Let us be clear: After exhaustive research, we have found not one shred of evidence that Santa Claus does not exist. This, despite an open records request sent to the North Pole. We hasten to add that no one there redacted any records or sent them to the North Pole’s corporation counsel for review. 

So, for kids of all ages out there, safe to say, Santa exists: You’d better be good, you’d better be nice.

More important, Christmas is a religious celebration of the birth of Jesus. Christian churches throughout the land fill to capacity to mark the holy birthday, but so many more, unable to attend an organized service for whatever reason, acknowledge the coming of their Christ in their hearts and souls.

To be sure, this time of year is not only for Christians, though it tends to sweep all other commemorations under its decorative umbrella. Hanukah, the Jewish celebration that reaffirms the values of Judaism and pays honor to the rededication of the Second Temple of Jerusalem, was December 7-15, and it too touches the hearts and souls of millions of its faith this time of year.

Millions and millions more, neither Christian nor Jewish, take this time of year, too, to reflect upon matters of spiritual importance to them as the calendar year winds down.

Against this spiritual backdrop, with festivities that underscore the end of another year, a key mood emerges: a mood of inner reflection, or prayer if you will.

Christmas is so distinct in that way. Thanksgiving is for giving thanks for all we are blessed to have attained, as well as to be reminded of what others lack so that we may be generous of spirit and pocket. New Year’s points in the opposite direction, from giving thanks for what we have accumulated — tangible and intangible riches alike — to dreams of the future and what we still may accomplish. The new year gives us a blank canvas that we can paint anew. 

There’s nothing like a fresh start.

Christmas is different. Christmas is unique. It is the bridge between the two. Whether we are religious or not, the Christmas season let’s us walk from the banks of thanks to the shores of hope. It gives us time as we cross the river of our lives, the years that flow under the bridge, to reflect upon what it all means, and to relish the here and now — not the year past, or the year ahead, but all that life presents to us in the moment and in its oh so festive way.

Friends and families gather around, for reflection is not merely a personal but also a communal human trait, and instant, living memories are the stuff that Christmas is made of. They remind us that life is lived in the present, and that each such minute of our lives gives us something more precious than accomplishment and dreams. Each living minute brings to us neither memory nor hope but the breath and the touch, the laughter and the love of those around us right now, in heart and in flesh.
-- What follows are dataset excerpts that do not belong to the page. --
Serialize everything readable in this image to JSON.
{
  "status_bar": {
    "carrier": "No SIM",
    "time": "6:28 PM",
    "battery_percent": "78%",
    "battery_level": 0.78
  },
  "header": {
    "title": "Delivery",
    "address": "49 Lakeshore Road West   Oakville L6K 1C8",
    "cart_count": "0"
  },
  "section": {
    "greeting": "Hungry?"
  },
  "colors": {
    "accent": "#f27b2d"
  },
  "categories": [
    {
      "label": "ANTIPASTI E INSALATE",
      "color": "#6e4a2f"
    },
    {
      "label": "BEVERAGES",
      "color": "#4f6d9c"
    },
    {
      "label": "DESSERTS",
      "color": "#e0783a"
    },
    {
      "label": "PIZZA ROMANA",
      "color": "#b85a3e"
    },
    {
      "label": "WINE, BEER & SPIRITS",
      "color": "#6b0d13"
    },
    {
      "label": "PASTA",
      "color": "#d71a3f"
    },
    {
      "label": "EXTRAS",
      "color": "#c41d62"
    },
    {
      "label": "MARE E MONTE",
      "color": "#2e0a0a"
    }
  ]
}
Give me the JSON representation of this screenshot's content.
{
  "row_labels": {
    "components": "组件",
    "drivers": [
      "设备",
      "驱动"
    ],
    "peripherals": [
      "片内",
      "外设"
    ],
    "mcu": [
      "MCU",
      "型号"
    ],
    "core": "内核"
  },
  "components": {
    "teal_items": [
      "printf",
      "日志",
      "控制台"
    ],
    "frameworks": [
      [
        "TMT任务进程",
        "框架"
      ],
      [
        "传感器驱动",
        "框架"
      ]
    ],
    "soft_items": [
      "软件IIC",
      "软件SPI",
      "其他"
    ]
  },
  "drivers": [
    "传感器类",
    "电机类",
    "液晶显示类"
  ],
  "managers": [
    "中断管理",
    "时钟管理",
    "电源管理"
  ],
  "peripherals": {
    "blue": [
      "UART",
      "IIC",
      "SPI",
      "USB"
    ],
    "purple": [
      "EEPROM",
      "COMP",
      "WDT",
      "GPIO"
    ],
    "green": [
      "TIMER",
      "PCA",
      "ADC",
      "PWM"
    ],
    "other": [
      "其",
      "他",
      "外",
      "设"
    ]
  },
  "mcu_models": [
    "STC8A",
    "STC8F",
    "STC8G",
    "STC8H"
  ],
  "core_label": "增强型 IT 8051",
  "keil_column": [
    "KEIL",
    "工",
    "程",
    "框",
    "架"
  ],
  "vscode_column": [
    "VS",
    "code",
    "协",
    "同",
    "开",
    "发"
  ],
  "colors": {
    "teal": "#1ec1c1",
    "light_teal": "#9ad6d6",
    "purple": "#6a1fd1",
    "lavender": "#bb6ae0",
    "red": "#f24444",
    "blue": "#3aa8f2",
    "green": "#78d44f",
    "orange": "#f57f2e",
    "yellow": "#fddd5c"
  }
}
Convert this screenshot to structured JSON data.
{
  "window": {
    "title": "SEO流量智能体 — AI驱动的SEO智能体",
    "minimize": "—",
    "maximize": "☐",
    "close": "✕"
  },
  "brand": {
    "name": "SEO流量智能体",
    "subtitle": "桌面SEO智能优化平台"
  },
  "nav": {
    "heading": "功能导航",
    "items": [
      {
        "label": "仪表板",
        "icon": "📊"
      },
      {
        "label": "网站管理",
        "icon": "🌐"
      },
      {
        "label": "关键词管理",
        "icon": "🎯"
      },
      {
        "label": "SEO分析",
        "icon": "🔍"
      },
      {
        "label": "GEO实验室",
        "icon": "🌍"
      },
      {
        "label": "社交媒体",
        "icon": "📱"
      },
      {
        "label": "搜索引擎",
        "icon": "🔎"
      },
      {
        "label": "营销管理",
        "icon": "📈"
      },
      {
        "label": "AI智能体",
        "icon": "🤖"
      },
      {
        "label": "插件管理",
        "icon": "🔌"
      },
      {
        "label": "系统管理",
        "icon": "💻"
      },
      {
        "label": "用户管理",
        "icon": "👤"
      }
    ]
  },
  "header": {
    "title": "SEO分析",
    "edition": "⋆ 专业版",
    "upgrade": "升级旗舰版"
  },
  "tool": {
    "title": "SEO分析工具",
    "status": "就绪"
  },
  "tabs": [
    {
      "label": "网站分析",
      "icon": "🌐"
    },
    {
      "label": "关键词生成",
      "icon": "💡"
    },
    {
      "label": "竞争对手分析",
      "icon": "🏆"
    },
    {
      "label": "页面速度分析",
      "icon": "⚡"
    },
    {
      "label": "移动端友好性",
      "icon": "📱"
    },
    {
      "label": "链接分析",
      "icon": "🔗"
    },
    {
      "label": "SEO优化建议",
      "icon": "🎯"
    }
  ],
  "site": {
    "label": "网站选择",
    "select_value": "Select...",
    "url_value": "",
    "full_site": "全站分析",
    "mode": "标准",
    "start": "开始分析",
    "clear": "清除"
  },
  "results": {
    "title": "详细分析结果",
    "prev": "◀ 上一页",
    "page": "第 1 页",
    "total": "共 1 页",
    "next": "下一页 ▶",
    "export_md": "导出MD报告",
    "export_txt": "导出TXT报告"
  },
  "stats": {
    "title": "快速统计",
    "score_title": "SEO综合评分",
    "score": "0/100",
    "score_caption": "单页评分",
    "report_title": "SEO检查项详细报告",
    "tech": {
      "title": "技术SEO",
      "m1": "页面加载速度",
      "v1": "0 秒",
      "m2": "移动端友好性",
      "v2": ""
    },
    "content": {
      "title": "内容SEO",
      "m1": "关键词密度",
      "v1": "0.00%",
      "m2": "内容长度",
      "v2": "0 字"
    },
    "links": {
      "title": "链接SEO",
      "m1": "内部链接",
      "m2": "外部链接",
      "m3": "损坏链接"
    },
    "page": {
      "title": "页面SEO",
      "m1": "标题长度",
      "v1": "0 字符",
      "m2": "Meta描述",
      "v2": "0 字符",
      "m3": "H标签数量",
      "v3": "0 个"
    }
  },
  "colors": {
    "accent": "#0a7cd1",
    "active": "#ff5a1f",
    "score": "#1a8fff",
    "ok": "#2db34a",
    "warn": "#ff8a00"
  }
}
Holiday unions and reunions only amplify the importance of each and every living minute, so fleeting as they are.

At the holiday, we are able to look around and understand that the faces around that Christmas table are in fact the product of our past life, and they are equally the living manifestation of all our hopes and dreams, for it is they for whom we all pursue better lives.

“They” are all that matters in the end, and at Christmas, more than at any time, we understand that. We look into the eyes of family and friends, but we see inside ourselves. We do not give thanks in such moments. We do not dream. We reflect, and think about what is important in this world and in this life. 

And it’s not hard to see what’s really important. They are all sitting right beside you, at the table or in the heart.

Such a scene cannot help but be festive. Our personal reflections and family gatherings bring alive the incarnate character of Christmas lights and candy canes and Santa Claus. They bring alive the voices of countless Christmas choirs, and they stir the hearth and stoke the warmth for all those in our lives and the love they bring to our homes, wrapped as presents under the tree.

This year, as we cross the bridge from one year to the next, let us pause to live in the moment once again, for that is when the taste of life is at its freshest and sweetest. 

Or to say it another way, you can’t caress a memory, you can’t kiss a dream, but everybody can reach out and hug the people around your holiday table. 

So Merry Christmas to all, and to all a holiday hug, at this, the very best time of year.